Continuing, after three years he was appointed U.S.
Consul (representative) at Campeche, Yucatan (Mexico) and this is where his
fascination with tropical plants grew. The U.S. Treasury had requested al U.S.
Consuls to find useful plants that could be introduced to the U.S. but Perrine
was the only one who responded to this request. Dr. Perrine became interested
in establishing a colony to grow these tropical crops, & he would collect
and ship seeds to acquaintances in South Florida, one of them Charles Howe at
Indian Key. He received a land grant and was able to form The Tropical Plant
Company of Florida along with Judge James Webb of Key West, and Charles Howe,
postmaster of Indian Key being its director. He was advised of Indian
hostilities on the mainland, those of the Seminole, due to the second Seminole War,
so he moved with his family to Indian Key in 1838 on Christmas, and 2 years
later died during the August 7, 1840 Indian attack.
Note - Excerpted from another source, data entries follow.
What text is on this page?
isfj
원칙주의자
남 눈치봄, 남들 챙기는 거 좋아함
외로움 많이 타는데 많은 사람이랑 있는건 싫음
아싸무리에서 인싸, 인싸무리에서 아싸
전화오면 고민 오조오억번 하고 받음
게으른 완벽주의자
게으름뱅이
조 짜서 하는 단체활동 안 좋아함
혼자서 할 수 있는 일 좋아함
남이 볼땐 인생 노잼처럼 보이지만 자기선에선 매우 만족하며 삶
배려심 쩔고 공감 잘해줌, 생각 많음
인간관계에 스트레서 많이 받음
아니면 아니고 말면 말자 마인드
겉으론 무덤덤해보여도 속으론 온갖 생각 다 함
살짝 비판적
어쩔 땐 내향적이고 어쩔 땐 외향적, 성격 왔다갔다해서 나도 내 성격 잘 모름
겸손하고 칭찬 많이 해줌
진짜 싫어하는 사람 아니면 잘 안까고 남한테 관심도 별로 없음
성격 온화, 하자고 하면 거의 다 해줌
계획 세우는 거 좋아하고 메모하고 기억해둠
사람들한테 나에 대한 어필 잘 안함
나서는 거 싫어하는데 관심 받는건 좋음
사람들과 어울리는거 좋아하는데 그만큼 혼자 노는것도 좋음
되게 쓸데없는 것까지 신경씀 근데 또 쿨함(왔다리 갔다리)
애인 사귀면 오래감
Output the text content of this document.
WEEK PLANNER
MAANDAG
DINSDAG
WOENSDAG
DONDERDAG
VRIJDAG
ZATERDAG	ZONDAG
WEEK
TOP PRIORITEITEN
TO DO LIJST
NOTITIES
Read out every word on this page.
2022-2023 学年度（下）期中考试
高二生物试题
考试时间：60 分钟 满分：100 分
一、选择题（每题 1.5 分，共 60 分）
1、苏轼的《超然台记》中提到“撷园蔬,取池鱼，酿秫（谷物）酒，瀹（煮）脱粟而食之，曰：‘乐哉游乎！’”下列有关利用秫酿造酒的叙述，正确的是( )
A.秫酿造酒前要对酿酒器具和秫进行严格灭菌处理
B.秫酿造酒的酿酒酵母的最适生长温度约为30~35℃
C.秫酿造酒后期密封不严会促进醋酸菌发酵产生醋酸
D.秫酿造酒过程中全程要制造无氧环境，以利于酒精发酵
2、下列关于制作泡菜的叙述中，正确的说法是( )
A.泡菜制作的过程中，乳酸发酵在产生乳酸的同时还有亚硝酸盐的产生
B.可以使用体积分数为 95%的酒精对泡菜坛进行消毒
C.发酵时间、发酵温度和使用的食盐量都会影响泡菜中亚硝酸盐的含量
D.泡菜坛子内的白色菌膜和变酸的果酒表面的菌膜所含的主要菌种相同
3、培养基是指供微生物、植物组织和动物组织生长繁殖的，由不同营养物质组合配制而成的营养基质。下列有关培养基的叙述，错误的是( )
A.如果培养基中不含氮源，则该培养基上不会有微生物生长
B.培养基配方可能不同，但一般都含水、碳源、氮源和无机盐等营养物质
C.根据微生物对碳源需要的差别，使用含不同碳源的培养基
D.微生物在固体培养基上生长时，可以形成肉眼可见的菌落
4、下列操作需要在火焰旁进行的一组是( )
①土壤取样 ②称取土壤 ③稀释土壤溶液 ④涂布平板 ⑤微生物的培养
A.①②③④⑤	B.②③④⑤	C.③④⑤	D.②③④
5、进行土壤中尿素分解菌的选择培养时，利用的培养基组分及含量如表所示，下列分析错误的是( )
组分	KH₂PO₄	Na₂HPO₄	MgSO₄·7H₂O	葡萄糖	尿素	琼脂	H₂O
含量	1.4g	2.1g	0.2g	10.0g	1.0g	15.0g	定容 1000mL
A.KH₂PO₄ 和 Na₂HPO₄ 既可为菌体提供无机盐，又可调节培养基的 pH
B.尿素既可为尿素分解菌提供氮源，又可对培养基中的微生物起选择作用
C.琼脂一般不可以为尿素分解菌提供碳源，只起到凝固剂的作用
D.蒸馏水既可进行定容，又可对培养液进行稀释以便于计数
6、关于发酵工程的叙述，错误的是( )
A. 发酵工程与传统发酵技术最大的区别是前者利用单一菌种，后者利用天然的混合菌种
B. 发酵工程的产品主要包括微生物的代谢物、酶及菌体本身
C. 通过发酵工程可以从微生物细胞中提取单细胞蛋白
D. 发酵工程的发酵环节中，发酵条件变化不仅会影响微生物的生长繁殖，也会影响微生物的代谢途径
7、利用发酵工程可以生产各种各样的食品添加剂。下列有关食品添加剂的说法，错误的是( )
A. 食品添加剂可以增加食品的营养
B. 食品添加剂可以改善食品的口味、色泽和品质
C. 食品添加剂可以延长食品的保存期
Dr. Henry Perrine is responsible for introducing
about 70 exotic, but useful tropical plants into the south Florida area and
although he died an early death, his name still lives on today, with both a
community, and an elementary school named after him.
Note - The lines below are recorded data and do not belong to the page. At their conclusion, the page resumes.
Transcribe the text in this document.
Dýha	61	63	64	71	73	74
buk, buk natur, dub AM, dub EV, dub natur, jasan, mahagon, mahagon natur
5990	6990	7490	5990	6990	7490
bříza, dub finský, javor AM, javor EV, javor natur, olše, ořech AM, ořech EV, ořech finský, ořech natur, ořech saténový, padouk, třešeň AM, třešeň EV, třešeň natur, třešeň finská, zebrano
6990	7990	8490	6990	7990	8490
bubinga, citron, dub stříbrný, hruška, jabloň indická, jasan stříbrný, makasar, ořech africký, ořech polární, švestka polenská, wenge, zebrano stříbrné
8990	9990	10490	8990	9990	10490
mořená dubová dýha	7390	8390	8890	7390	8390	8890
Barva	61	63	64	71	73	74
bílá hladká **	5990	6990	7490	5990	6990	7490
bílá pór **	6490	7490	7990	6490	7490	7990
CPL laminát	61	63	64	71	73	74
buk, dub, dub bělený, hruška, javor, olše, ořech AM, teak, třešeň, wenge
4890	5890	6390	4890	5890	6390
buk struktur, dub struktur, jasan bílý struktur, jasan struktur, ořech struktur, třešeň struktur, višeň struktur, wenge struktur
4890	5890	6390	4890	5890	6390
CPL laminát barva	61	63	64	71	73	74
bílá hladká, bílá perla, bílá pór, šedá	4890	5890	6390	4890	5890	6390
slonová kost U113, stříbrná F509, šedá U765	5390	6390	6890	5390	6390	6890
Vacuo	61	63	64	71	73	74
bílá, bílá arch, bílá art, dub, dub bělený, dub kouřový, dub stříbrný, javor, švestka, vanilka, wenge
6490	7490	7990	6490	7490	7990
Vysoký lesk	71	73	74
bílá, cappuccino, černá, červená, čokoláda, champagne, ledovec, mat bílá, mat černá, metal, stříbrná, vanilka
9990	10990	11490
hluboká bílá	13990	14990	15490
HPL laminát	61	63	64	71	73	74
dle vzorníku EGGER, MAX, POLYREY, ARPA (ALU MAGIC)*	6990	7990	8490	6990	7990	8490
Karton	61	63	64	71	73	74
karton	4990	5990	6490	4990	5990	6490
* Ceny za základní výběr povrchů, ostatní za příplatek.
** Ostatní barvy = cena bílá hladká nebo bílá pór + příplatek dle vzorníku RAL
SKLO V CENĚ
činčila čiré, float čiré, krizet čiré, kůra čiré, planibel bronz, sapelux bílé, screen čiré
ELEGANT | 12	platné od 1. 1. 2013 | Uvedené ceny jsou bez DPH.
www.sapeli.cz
As for the location, I remember walking through the
FIU Nature Preserve and feeling as if I was in a different environment, like I
wasn’t at FIU anymore, away from everyone and out in the nearby wilderness, and
I feel as if it kind of relates to the Indian Keys, which was where Perrine
lived before he died. The Indian Keys today is pretty much an isolated island
where people can go to get away and visit the Historic State Park there, and do
water activities such as swimming or kayaking; although the nature preserve is
not an island and within the FIU civilization, it is a place of its own.